Since the first of the year, I have seen a number of new requirements in order to obtain approval for certain procedures as well--such as a blanket requirement for all patients have a spinal cord stimulator trial get labs such as a CBC. Another patient was required to get a nicotine test, even though he told me he had quit smoking years before.
In addition, certain insurance companies, most notably Humana, have started requiring patients to have consultations with providers in several different specialties before they will approve them for a basivertebral nerve ablation--which is highly effective at treating low back pain in some patients. All of these extra consultations so little to nothing to help provide the patient with better care--it is simply a roadblock to obtaining the procedure.
This is stuff I am seeing at the clinic where I work--it would be interesting to hear what kind of roadblocks are being put up for patients in other specialties or primary care. Has it become more difficult to get insurance approval for your patients in recent years for procedures or medications they were more easily approved for before?
On a side note—Medicare Advantage plans are often garbage. They make it much more difficult for patients to get approved for the care they need. If you can afford to do so. Medicare A&B, plus a supplement is the way to go. All of the problems with getting insurance approval I talked about above are almost completely eliminated, since with Medicare A&B, no pre-authorization is required for most procedures and tests.
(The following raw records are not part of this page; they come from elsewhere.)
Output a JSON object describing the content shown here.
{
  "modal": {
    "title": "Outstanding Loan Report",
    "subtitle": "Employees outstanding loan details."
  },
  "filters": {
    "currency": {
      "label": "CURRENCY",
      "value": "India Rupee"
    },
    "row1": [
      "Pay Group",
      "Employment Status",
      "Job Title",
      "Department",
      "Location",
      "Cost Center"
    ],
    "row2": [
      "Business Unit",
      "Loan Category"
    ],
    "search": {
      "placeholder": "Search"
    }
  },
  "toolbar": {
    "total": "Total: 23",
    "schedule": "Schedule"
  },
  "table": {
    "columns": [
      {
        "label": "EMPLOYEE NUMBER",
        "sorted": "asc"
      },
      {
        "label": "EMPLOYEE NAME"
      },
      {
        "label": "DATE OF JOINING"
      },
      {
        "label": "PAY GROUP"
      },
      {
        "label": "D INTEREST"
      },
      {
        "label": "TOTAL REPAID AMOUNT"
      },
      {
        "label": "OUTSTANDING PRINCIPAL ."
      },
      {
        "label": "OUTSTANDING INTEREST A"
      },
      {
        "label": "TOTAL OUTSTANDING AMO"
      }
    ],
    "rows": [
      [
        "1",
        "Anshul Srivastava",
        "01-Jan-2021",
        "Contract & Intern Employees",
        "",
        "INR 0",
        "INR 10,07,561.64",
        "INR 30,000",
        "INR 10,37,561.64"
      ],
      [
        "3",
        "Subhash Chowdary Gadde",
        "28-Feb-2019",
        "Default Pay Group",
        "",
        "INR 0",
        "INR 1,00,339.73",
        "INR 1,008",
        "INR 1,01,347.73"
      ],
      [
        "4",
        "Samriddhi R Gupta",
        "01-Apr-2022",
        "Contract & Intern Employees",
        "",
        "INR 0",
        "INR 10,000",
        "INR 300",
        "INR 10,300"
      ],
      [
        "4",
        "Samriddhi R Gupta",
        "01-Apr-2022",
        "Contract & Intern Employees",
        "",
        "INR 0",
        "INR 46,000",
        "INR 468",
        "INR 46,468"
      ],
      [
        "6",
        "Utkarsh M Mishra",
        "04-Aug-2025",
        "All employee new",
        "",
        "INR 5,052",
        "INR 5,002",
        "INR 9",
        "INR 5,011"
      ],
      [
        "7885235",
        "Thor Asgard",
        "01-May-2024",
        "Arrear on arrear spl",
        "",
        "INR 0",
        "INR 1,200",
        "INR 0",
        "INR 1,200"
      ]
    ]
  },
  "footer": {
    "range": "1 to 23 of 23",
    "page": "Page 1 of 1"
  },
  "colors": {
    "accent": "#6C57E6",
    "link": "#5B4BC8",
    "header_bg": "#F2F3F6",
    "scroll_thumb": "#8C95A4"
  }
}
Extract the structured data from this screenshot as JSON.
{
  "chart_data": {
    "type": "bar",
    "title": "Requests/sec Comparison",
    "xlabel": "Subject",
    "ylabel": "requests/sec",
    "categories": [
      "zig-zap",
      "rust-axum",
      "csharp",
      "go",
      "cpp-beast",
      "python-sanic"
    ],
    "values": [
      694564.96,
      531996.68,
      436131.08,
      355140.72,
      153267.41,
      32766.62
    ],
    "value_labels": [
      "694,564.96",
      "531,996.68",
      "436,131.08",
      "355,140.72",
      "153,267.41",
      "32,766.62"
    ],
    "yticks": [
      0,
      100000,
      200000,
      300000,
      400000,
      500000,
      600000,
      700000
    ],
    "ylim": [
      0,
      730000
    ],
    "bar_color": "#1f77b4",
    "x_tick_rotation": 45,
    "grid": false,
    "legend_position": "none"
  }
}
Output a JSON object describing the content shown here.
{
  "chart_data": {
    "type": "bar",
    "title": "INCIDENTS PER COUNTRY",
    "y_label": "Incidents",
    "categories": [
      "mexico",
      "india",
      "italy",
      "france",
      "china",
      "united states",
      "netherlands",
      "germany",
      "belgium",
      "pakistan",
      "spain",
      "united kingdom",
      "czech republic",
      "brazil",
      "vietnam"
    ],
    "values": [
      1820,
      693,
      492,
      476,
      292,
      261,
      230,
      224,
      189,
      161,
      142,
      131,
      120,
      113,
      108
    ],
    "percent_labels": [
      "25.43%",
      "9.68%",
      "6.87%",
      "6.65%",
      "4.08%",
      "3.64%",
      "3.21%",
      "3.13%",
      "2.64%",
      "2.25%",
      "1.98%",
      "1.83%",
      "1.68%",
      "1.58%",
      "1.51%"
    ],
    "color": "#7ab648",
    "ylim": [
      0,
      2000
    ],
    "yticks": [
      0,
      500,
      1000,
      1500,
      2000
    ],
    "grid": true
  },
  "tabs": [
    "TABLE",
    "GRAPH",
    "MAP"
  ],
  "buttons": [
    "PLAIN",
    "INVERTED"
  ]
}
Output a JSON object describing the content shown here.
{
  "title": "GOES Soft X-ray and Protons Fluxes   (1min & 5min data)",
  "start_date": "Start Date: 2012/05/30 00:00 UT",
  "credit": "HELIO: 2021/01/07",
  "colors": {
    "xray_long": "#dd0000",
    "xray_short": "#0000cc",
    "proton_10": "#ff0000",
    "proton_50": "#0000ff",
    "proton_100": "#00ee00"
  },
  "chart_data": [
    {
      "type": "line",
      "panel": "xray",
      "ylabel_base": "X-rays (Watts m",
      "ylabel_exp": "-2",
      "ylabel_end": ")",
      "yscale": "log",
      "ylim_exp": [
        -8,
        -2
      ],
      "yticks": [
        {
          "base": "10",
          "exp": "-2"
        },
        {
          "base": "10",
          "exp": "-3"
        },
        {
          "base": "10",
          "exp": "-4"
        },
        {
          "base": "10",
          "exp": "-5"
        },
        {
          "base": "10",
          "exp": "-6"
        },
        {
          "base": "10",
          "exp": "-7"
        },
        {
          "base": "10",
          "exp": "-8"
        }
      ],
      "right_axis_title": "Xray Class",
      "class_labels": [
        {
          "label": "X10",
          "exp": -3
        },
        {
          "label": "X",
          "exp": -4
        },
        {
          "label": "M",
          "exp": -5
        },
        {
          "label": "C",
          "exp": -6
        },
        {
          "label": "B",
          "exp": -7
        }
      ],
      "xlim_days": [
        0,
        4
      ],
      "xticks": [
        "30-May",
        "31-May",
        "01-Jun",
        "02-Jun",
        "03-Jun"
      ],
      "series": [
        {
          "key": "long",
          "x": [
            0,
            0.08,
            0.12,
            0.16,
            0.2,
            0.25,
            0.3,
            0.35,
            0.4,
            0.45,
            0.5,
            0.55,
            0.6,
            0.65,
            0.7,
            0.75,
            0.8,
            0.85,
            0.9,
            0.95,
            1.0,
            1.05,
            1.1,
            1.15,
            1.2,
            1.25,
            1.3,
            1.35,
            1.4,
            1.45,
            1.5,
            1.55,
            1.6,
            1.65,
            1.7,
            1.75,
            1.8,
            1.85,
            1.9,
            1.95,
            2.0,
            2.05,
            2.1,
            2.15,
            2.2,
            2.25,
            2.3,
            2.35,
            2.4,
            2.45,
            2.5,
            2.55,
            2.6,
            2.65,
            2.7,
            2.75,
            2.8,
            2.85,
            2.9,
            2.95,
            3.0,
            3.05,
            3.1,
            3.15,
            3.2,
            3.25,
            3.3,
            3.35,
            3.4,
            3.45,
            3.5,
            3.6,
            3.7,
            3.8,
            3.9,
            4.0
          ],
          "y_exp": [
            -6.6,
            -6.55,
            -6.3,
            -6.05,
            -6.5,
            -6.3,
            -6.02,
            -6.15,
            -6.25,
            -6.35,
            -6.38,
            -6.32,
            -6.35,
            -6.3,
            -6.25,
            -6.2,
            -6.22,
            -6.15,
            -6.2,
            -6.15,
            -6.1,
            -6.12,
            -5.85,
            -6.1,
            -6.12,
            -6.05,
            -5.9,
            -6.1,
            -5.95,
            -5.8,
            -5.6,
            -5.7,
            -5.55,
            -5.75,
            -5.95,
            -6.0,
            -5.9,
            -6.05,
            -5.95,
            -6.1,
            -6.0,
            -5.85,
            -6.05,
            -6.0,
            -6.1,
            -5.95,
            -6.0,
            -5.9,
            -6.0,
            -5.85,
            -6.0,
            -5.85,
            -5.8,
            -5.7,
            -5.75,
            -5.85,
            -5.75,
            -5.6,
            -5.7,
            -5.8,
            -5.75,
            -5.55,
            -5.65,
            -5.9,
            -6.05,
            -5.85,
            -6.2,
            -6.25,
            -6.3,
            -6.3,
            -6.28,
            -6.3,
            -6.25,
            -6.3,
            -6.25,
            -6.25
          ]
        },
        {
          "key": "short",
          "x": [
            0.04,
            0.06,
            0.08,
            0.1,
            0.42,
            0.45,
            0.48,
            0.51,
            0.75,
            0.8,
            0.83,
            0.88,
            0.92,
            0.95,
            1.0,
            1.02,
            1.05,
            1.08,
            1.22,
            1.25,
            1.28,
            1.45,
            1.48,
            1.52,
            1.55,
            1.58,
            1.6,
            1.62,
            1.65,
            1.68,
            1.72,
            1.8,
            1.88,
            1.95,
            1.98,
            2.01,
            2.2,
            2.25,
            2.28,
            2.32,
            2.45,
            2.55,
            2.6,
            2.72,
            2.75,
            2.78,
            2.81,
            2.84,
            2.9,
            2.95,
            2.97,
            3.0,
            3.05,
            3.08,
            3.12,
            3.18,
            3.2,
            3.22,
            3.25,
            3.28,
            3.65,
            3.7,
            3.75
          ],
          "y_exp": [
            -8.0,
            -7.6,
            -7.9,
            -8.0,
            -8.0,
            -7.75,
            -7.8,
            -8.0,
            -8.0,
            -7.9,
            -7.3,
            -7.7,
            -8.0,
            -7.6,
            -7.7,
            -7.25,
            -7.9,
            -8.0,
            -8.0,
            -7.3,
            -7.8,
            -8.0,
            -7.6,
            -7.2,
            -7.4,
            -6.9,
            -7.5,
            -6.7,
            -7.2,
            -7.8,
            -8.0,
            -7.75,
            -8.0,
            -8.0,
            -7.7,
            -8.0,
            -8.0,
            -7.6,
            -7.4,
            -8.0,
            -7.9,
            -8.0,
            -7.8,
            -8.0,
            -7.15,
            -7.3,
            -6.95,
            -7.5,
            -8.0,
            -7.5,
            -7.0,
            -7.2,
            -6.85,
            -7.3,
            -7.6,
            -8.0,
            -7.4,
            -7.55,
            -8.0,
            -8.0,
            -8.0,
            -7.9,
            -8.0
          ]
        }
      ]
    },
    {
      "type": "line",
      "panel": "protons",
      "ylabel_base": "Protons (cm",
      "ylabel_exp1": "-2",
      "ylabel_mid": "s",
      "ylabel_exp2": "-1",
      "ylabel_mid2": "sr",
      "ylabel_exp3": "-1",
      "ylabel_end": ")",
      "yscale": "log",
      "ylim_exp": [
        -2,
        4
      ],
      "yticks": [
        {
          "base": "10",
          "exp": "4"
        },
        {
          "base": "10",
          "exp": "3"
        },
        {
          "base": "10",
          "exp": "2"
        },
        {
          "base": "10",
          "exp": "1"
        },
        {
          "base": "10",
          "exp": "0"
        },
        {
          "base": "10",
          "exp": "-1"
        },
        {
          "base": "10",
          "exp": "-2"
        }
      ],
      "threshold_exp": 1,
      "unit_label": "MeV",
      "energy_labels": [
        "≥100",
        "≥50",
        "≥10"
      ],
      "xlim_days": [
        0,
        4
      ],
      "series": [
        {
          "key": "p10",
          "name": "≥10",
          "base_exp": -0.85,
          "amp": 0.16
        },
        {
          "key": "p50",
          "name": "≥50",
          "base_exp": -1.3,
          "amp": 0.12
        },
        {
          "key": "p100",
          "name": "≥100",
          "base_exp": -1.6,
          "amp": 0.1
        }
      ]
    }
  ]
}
But the insurance companies aren't the only reason patients are getting worse care every year in this country--in some cases, the healthcare corporations are to blame as well. Some surgical facilities will not do certain procedures if they are not profitable enough. My brother died as a result of one hospital's profit driven practices, and my sister was discharged without proper support at home after her recent surgery due to the hospital's desire to fill her bed with a more profitable patient.
In my own clinic, staffing cuts have required many of us clinical staff to also take on a number of new administrative duties--as a result, I have become a jack of all trades at my job. I have had to not only perform my clinical duties, I also have to do insurance authorizations and serve as the "safety steward" as well. In addition, we answer the phones, obtain medical records and imaging from outside facilities, schedule office visits and surgeries, and in some instances, place orders for the physicians for procedures and referrals for imaging, PT, other specialties, labs or medications. As a result of the extremely heavy workload, many people where I work have been talking about quitting and going elsewhere--which will only result in the existing staff having to pick up their work since the higher ups say we are "overstaffed."
The higher-level management have also been looking for underhanded ways to cut our pay and benefits. We got an insultingly smaller raise this year, in spite of the fact our workload has dramatically increased. We were also told we would be getting less money for mileage when we have to travel to work the satellite clinics.
This is sort of thing is happening in healthcare facilities across the USA, not just at my workplace. It is not only getting harder to provide patients with the care they need, but also much more difficult to work in healthcare. Is it any wonder so many people want out?